Here is a snapshot of the current positioning across the CTA universe:
- S&P 500 flipped “-50% Short” to “+100% Long” WoW
- Russell 2000 reduced the short from “-100%” to now “-30%” WoW
- Eurostoxx reduced the short from “-100%” to now “-30%” WoW
- Nikkei reduced the short from “-50%” to “-30%” WoW
- KOSPI flipped from “-50% Short” to “+100% Long” btwn Friday and this morning
- EURUSD has now reduced to the short from “-100%” to “-52%” over the past month
- USDJPY has now flipped “-100% Short” to “+52% Long” btwn Friday and this morning
- EGB 10Y (Bund) saw the “long” signal reduced from “+100%” to “+53%” WoW
- WTI has now reduced the legacy “-100% Short” to “-49%” btwn Friday and this morning
In fact, as Nomura has noted, CTA’s and other Managed Futures Funds have been the largest source of demand behind the Equities squeeze/rally in the past few weeks, confirming Citi's thesis that the bear market rally has been largely driven by a short squeeze, due to an aggregate +$403B notional of futures covering since the March 9th “Max (notional) Short,” with McElligott noting that the overall position across all Equities futs is now essentially “neutral” to a modest "net long" for the first time since March 4th on this mix of covering plus, of course, the outright "max long" in SPX now.

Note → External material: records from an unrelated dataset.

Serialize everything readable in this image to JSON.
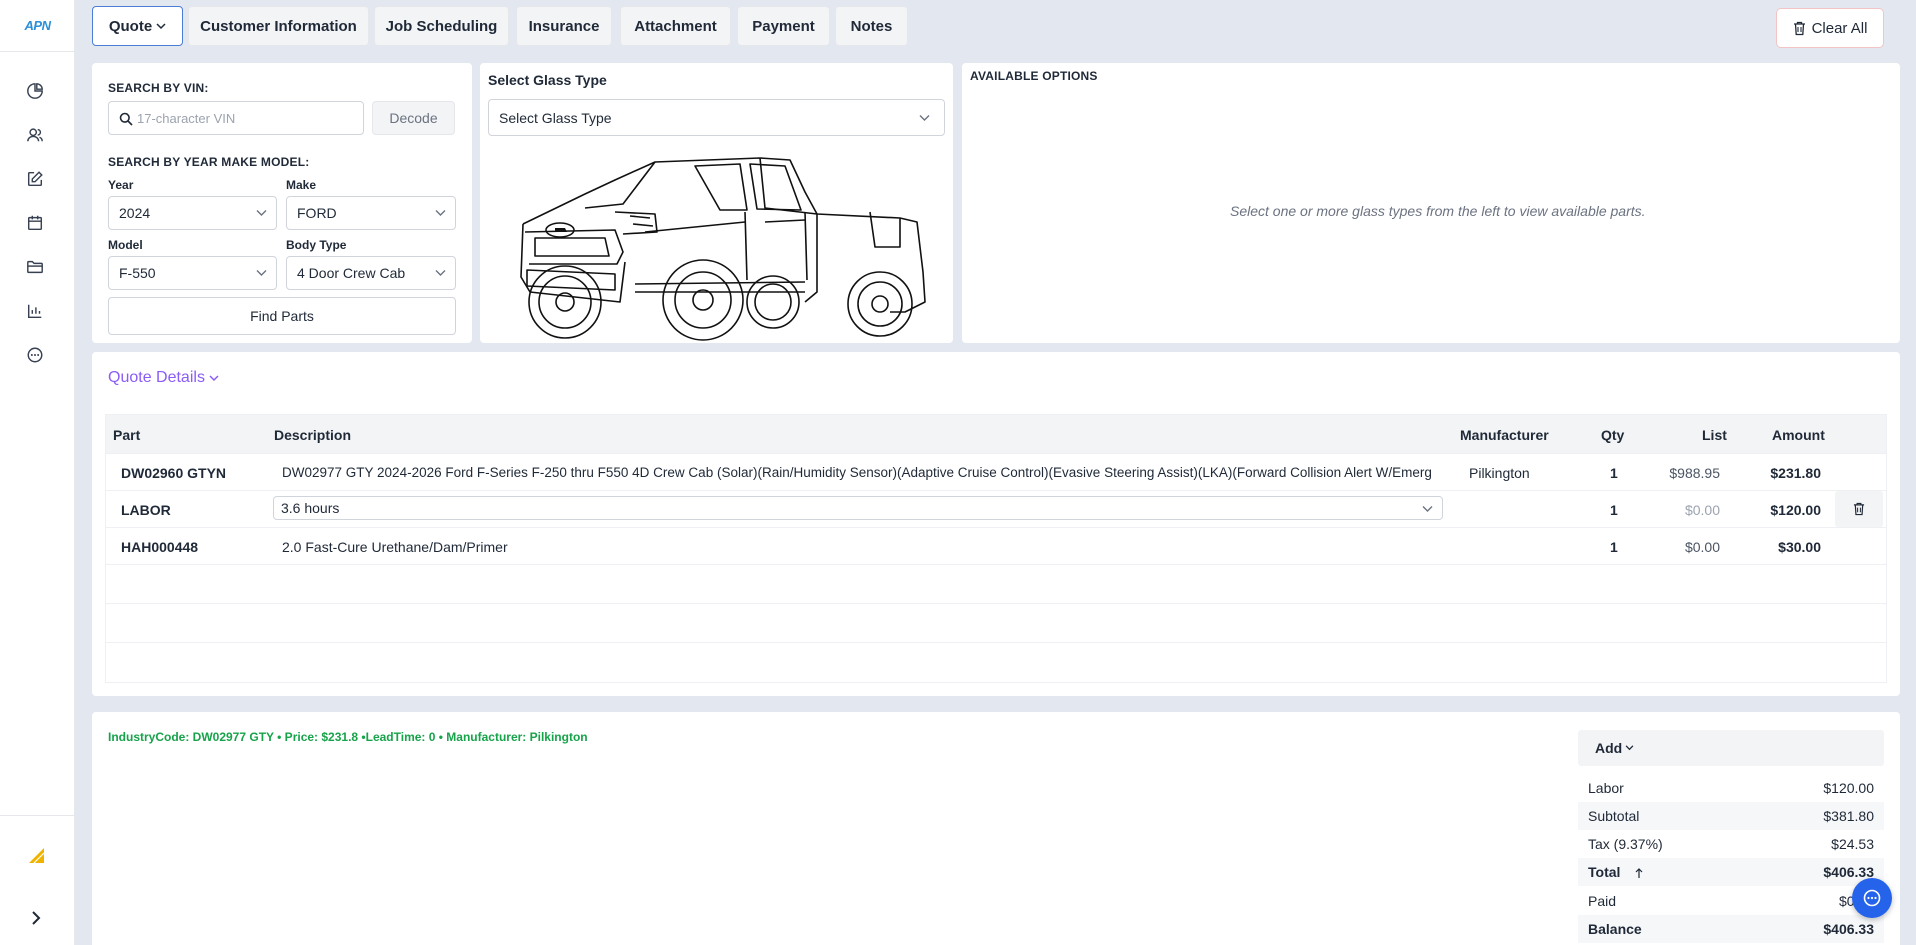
{
  "app": {
    "logo_text": "APN"
  },
  "sidebar": {
    "icons": [
      "chart-pie-icon",
      "users-icon",
      "edit-icon",
      "calendar-icon",
      "folder-icon",
      "bar-chart-icon",
      "chat-icon"
    ]
  },
  "tabs": [
    {
      "label": "Quote"
    },
    {
      "label": "Customer Information"
    },
    {
      "label": "Job Scheduling"
    },
    {
      "label": "Insurance"
    },
    {
      "label": "Attachment"
    },
    {
      "label": "Payment"
    },
    {
      "label": "Notes"
    }
  ],
  "toolbar": {
    "clear_all": "Clear All"
  },
  "search": {
    "vin_heading": "SEARCH BY VIN:",
    "vin_placeholder": "17-character VIN",
    "decode_label": "Decode",
    "ymm_heading": "SEARCH BY YEAR MAKE MODEL:",
    "year_label": "Year",
    "year_value": "2024",
    "make_label": "Make",
    "make_value": "FORD",
    "model_label": "Model",
    "model_value": "F-550",
    "body_label": "Body Type",
    "body_value": "4 Door Crew Cab",
    "find_parts": "Find Parts"
  },
  "glass": {
    "heading": "Select Glass Type",
    "select_value": "Select Glass Type"
  },
  "options": {
    "heading": "AVAILABLE OPTIONS",
    "empty_text": "Select one or more glass types from the left to view available parts."
  },
  "quote": {
    "title": "Quote Details",
    "columns": {
      "part": "Part",
      "description": "Description",
      "manufacturer": "Manufacturer",
      "qty": "Qty",
      "list": "List",
      "amount": "Amount"
    },
    "rows": [
      {
        "part": "DW02960 GTYN",
        "description": "DW02977 GTY 2024-2026 Ford F-Series F-250 thru F550 4D Crew Cab (Solar)(Rain/Humidity Sensor)(Adaptive Cruise Control)(Evasive Steering Assist)(LKA)(Forward Collision Alert W/Emerg",
        "manufacturer": "Pilkington",
        "qty": "1",
        "list": "$988.95",
        "amount": "$231.80"
      },
      {
        "part": "LABOR",
        "description": "3.6 hours",
        "manufacturer": "",
        "qty": "1",
        "list": "$0.00",
        "amount": "$120.00"
      },
      {
        "part": "HAH000448",
        "description": "2.0 Fast-Cure Urethane/Dam/Primer",
        "manufacturer": "",
        "qty": "1",
        "list": "$0.00",
        "amount": "$30.00"
      }
    ]
  },
  "footer": {
    "industry_info": "IndustryCode: DW02977 GTY • Price: $231.8 •LeadTime: 0 • Manufacturer: Pilkington",
    "add_label": "Add",
    "summary": {
      "labor_k": "Labor",
      "labor_v": "$120.00",
      "subtotal_k": "Subtotal",
      "subtotal_v": "$381.80",
      "tax_k": "Tax (9.37%)",
      "tax_v": "$24.53",
      "total_k": "Total",
      "total_v": "$406.33",
      "paid_k": "Paid",
      "paid_v": "$0.00",
      "balance_k": "Balance",
      "balance_v": "$406.33"
    }
  },
  "colors": {
    "accent": "#4a7dd8",
    "link_purple": "#8b5cf6",
    "success_green": "#16a34a",
    "chat_blue": "#2563eb"
  }
}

- +$18.6B of Global Eq futs bot vs 1d ago
- +$76.8B vs 1w ago
- +$88.4B vs 2w ago
More recently, other systematic funds have joined the buying, with Nomura's Vol Control fund model estimating $1BN of S&P buying last week (~$430mm Friday alone) and continuing to buy today (barring 4% moves in either direction). Indeed, as McElligott notes, "it’s the “buy impulse” here that matters, as the slow drag lower of trailing realized volatility is in-turn finally dictating a lagged re-leveraging back into Equities exposure, yet remaining at an extreme low “equities exposure” rank—just 2nd %ile since 2010."

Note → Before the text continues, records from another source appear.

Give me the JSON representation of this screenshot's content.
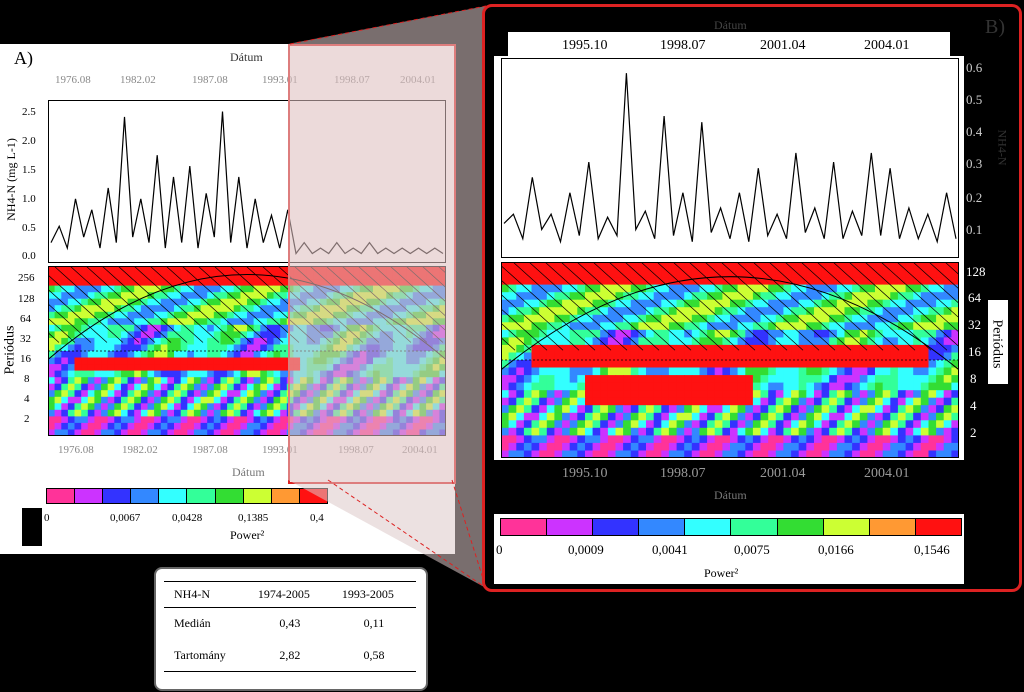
{
  "panel_a": {
    "letter": "A)",
    "top_axis_label": "Dátum",
    "bottom_axis_label": "Dátum",
    "x_ticks": [
      "1976.08",
      "1982.02",
      "1987.08",
      "1993.01",
      "1998.07",
      "2004.01"
    ],
    "ts_ylabel": "NH4-N (mg L-1)",
    "ts_yticks": [
      "2.5",
      "2.0",
      "1.5",
      "1.0",
      "0.5",
      "0.0"
    ],
    "wavelet_ylabel": "Periódus",
    "wavelet_yticks": [
      "256",
      "128",
      "64",
      "32",
      "16",
      "8",
      "4",
      "2"
    ],
    "colorbar_ticks": [
      "0",
      "0,0067",
      "0,0428",
      "0,1385",
      "0,4"
    ],
    "colorbar_label": "Power²"
  },
  "panel_b": {
    "letter": "B)",
    "top_axis_label": "Dátum",
    "bottom_axis_label": "Dátum",
    "x_ticks": [
      "1995.10",
      "1998.07",
      "2001.04",
      "2004.01"
    ],
    "ts_ylabel": "NH4-N",
    "ts_yticks": [
      "0.6",
      "0.5",
      "0.4",
      "0.3",
      "0.2",
      "0.1"
    ],
    "wavelet_ylabel": "Periódus",
    "wavelet_yticks": [
      "128",
      "64",
      "32",
      "16",
      "8",
      "4",
      "2"
    ],
    "colorbar_ticks": [
      "0",
      "0,0009",
      "0,0041",
      "0,0075",
      "0,0166",
      "0,1546"
    ],
    "colorbar_label": "Power²"
  },
  "colors": {
    "palette": [
      "#ff3399",
      "#cc33ff",
      "#3333ff",
      "#3388ff",
      "#33ffff",
      "#33ff99",
      "#33dd33",
      "#ccff33",
      "#ff9933",
      "#ff1111"
    ],
    "highlight": "#dd2222"
  },
  "stats_table": {
    "header": [
      "NH4-N",
      "1974-2005",
      "1993-2005"
    ],
    "rows": [
      {
        "label": "Medián",
        "v1": "0,43",
        "v2": "0,11"
      },
      {
        "label": "Tartomány",
        "v1": "2,82",
        "v2": "0,58"
      }
    ]
  },
  "chart_data": [
    {
      "type": "line",
      "title": "",
      "xlabel": "Dátum",
      "ylabel": "NH4-N (mg L-1)",
      "x_range": [
        "1974",
        "2005"
      ],
      "ylim": [
        0,
        2.8
      ],
      "series": [
        {
          "values": [
            0.3,
            0.6,
            0.2,
            1.1,
            0.4,
            0.9,
            0.2,
            1.3,
            0.3,
            2.6,
            0.4,
            1.1,
            0.3,
            1.9,
            0.2,
            1.5,
            0.3,
            1.7,
            0.2,
            1.2,
            0.4,
            2.7,
            0.3,
            1.5,
            0.2,
            1.1,
            0.3,
            0.8,
            0.2,
            0.9,
            0.1,
            0.3,
            0.1,
            0.2,
            0.1,
            0.3,
            0.1,
            0.2,
            0.1,
            0.3,
            0.1,
            0.2,
            0.1,
            0.2,
            0.1,
            0.2,
            0.1,
            0.2,
            0.1
          ]
        }
      ]
    },
    {
      "type": "line",
      "title": "",
      "xlabel": "Dátum",
      "ylabel": "NH4-N",
      "x_range": [
        "1993",
        "2005"
      ],
      "ylim": [
        0,
        0.62
      ],
      "series": [
        {
          "values": [
            0.1,
            0.13,
            0.05,
            0.25,
            0.08,
            0.13,
            0.04,
            0.2,
            0.06,
            0.3,
            0.05,
            0.12,
            0.06,
            0.59,
            0.08,
            0.14,
            0.05,
            0.45,
            0.06,
            0.2,
            0.04,
            0.43,
            0.07,
            0.15,
            0.05,
            0.2,
            0.04,
            0.28,
            0.06,
            0.13,
            0.05,
            0.33,
            0.07,
            0.15,
            0.05,
            0.3,
            0.05,
            0.14,
            0.06,
            0.33,
            0.06,
            0.28,
            0.05,
            0.15,
            0.05,
            0.13,
            0.04,
            0.2,
            0.05
          ]
        }
      ]
    }
  ]
}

As a tangent, for those curious about the ongoing rebalancing between value and growth, Nomura's quant believes that the Treasury curve will determine what happens next, as thematic- and factor- direction "will continue to be a story of the shape of the UST yield curve, whereas if further economic reopening optimism leads to sharper “positive surprises” in US data, we will likely see further UST “bear-steepening” which in-turn should act as tailwind to the “Cyclical / Value” stuff which has remained this legacy underweight in the post-GFC period by-and-large." And vice versa of course. What this suggests is that despite it being a macro level "risk ON," at the thematic level McElligott sees more of that same hiding place “Momentum” trade being long bond proxies, short cyclicals.
Charlie then focuses on the sequencing of trades during the month of June, where there might be "two trades based around the first two weeks of June being the “historically risk / equities bullish” trade up into Serial / Quarterly June Options Expiration, vs the last two weeks of June being more “defensively” postured."
Finally, and going back to the gamma trap that has pegged the S&P around 3,050, the Nomura strategist sees it as "increasingly critical" to monitor whether the current stabilizing force of Dealer "long gamma" and client "long delta" could see that un-clench post Op-Ex and open futures up to a broader distribution of outcomes/wider range thereafter, something we have observed on recent op-ex days in recent months.
And for those asking at what point does gamma turn negative, there is a good 120 points to the downside before selling becomes self-reinforcing, with Gamma flipping negative at a spot price of 2,938.